BD, 553437, BD Pharmingen™ FITC IgM de rata antirratón

Reactividad: Ratón (Prueba de control de calidad)
Isotipo: IgG2a de rata, κ
Inmunógeno: No reportado
Aplicación: Citometría de flujo (probada rutinariamente), tinción intracelular (citometría de flujo) (probada durante el desarrollo)
Concentración: 0,5 mg/ml
ID de registro: AB_394857
Tampón de almacenamiento: Solución tamponada acuosa que contiene ≤0,09 % de azida sódica.
Estado regulatorio: RUO
Preparación y almacenamiento: El anticuerpo monoclonal se purificó a partir del sobrenadante de cultivo tisular o de la ascitis mediante cromatografía de afinidad. El anticuerpo se conjugó con FITC en condiciones óptimas y se eliminó el FITC no reaccionado. Conservar sin diluir a 4 °C y protegido de la exposición prolongada a la luz. No congelar.

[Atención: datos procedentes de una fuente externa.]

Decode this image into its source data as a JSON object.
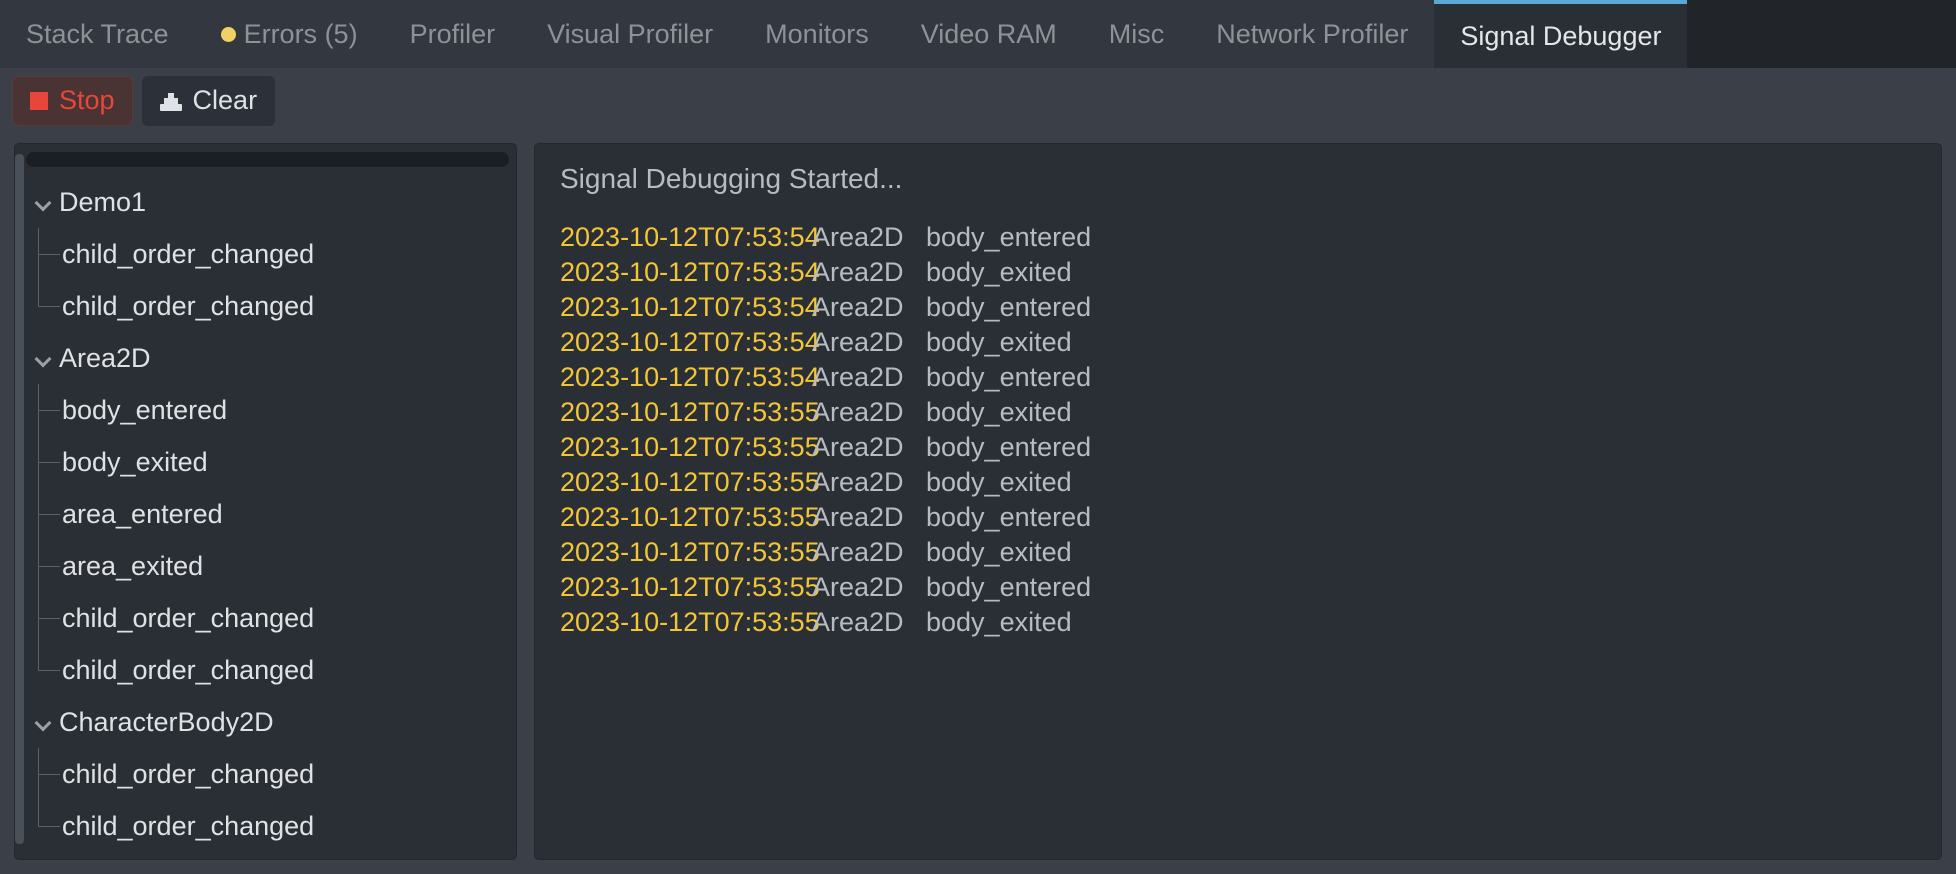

Procedimientos de ensayo recomendados: Procedimientos de ensayo recomendados Procedimiento de ensayo recomendado: Tinción inmunofluorescente de IgM intracitoplasmática/intracelular de ratón: 1. Prepare una suspensión de células individuales y determine el número de células. 2. Suspenda las células a 2×10e7 células/ml en tampón de tinción BD Pharmingen™ (n.º de cat. 554656) [o, como alternativa, prepare un tampón de tinción compuesto por PBS + 2 % FBS + 0,1 % de azida sódica] y transfiera a microplacas de fondo en U en 50 µl/pocillo para tinción inmunofluorescente. 3. Bloquee los receptores Fcγ añadiendo 0,2 µg de BD Fc Block™ (n.º de cat. 553141) en 50 µl de tampón de tinción a cada pocillo. 4. Incube 5 minutos en hielo. 5. Añada 200 µl de tampón de tinción por pocillo y resuspenda las células. Centrifugue a 250 × g durante 5 minutos y aspire el sobrenadante. 6. Bloquee la IgM de superficie celular con IgM de rata antirratón purificada (clon II/41) (n.º de cat. 553435) añadiendo 1,0 µg por muestra en 50 µl de tampón de tinción por pocillo. Nota: Los marcadores de superficie pueden teñirse durante este paso, como se describe en la sección "Tinción inmunofluorescente de leucocitos de ratón y rata para citometría de flujo" de la sección "Protocolos técnicos" de nuestro sitio web: http://www.bdbiosciences.com/pharmingen/protocols/Mouse_and_Rat_Leukocytes.shtml. 7. Incube 15 minutos en hielo. 8. Lave dos veces como se describe en el paso 5. 9. Resuspenda las células en 100 µl de solución BD Cytofix/Cytoperm™ (n.° de cat. 554714) por pocillo. 10. Incube 30 minutos a temperatura ambiente. 11. Lave dos veces con 200 µl de tampón BD Perm/Wash™ 1× (n.° de cat. 554714) por pocillo. Centrifugue a 250 × g durante 5 minutos y aspire el sobrenadante entre lavados. 12. Teñir para IgM intracelular añadiendo ≤ 1 µg de anticuerpo FITC anti-IgM de ratón (clon II/41) en 50 µl de tampón BD Perm/Wash™ 1× por pocillo. Nota: Durante este paso, se pueden añadir otros anticuerpos recomendados para la tinción de marcadores intracelulares, como se describe en el Paso 12. 13. Incubar durante 30 minutos a temperatura ambiente. 14. Lavar 2 veces como se describe en el Paso 11. 15. Resuspender y transferir las muestras en 100 µl de tampón de tinción a tubos adecuados para su análisis con un citómetro de flujo. Ajustar el volumen de cada tubo a 400 µl con tampón de tinción. 16. Analizar las muestras en un citómetro de flujo.
Avisos del producto: Dado que las aplicaciones varían, cada investigador debe titular el reactivo para obtener resultados óptimos. Consulte www.bdbiosciences.com/us/s/resources para consultar los protocolos técnicos. Precaución: La azida sódica produce ácido hidrazoico, altamente tóxico en condiciones ácidas. Diluya los compuestos de azida en agua corriente antes de desecharlos para evitar la acumulación de depósitos potencialmente explosivos en las tuberías.